The 2nd District Court of Appeal in Los Angeles said the program violated Proposition 218, which was adopted in 1996 to prevent local governments from creating and imposing taxes without taxpayer approval.  

Under terms of the proposition, affected property owners must be notified of the fee and given a chance to vote it down, the appeals court ruled. 

The California Supreme Court is now considering whether the fees actually fall under Proposition 218. A ruling on the case is expected next month. 

The collapse was reported just before 8:30 a.m. Thirty-three people inside at the time managed to escape, authorities said. 

Passersby helped people get out amid chaos until firefighters arrived, he said. 

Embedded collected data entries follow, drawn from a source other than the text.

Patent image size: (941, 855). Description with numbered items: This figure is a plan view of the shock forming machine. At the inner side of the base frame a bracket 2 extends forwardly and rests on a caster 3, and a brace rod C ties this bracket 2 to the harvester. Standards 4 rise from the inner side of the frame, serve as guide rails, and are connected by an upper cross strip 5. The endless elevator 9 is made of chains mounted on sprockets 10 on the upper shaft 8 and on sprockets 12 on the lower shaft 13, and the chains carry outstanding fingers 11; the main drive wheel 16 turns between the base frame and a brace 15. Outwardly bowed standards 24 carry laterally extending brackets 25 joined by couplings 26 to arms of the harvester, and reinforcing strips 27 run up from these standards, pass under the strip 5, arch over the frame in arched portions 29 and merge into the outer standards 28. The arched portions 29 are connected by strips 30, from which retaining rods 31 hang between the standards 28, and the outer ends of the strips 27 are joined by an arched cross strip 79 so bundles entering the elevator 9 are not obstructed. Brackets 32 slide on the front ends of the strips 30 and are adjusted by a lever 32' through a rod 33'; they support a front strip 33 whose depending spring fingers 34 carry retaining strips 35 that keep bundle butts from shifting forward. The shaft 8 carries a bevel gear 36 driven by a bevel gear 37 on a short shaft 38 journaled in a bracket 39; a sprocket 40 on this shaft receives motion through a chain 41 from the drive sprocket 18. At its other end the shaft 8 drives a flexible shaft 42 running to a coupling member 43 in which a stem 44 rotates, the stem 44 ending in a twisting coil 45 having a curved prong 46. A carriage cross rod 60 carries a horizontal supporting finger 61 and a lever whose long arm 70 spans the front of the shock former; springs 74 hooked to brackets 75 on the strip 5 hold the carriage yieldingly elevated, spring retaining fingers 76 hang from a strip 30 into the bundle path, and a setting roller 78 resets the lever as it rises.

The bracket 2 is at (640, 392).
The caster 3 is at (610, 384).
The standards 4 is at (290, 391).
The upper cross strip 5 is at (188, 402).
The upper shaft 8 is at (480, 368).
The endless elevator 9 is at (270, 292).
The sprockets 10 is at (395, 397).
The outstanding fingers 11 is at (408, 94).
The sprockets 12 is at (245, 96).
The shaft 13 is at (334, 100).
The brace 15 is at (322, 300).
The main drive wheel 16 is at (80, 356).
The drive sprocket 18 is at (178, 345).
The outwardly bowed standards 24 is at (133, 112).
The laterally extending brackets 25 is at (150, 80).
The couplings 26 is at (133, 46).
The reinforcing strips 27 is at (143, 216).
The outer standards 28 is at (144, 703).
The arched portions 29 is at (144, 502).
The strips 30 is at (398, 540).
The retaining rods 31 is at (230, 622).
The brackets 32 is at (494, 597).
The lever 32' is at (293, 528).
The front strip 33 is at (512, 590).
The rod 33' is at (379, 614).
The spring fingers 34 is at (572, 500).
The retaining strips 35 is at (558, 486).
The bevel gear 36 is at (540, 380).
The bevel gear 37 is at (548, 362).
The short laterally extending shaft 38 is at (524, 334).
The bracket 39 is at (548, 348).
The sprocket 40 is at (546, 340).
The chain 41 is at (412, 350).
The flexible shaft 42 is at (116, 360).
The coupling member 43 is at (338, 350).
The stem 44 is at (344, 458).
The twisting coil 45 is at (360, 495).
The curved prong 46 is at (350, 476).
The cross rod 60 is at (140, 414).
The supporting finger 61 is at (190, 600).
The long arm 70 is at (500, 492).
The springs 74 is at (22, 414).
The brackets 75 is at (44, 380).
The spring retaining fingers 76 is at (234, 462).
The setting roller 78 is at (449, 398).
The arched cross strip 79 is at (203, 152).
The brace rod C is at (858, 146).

Luis Hernandez, 16, said he was in his downstairs apartment with his brother, Roberto, when a woman knocked on the door and told him the building was falling.  

He said he didn’t believe her and was about to shut the door when his brother told him to leave it open.  

A moment later the ceiling came down around them, he said, and they had to make their way out of the rubble. Hernandez said he saw the man who was killed and recognized him as a resident. 

The building stood across the street from landmark Echo Park Lake, a favorite Los Angeles postcard setting for decades, just northwest of downtown. 

“There’s all kinds of tenants in there day and night,” Panages said. “There’s dogs barking and music playing. It’s a real vibrant, lively place. For this to happen to these people is as sad as it gets. It’s a sad day for Echo Park.”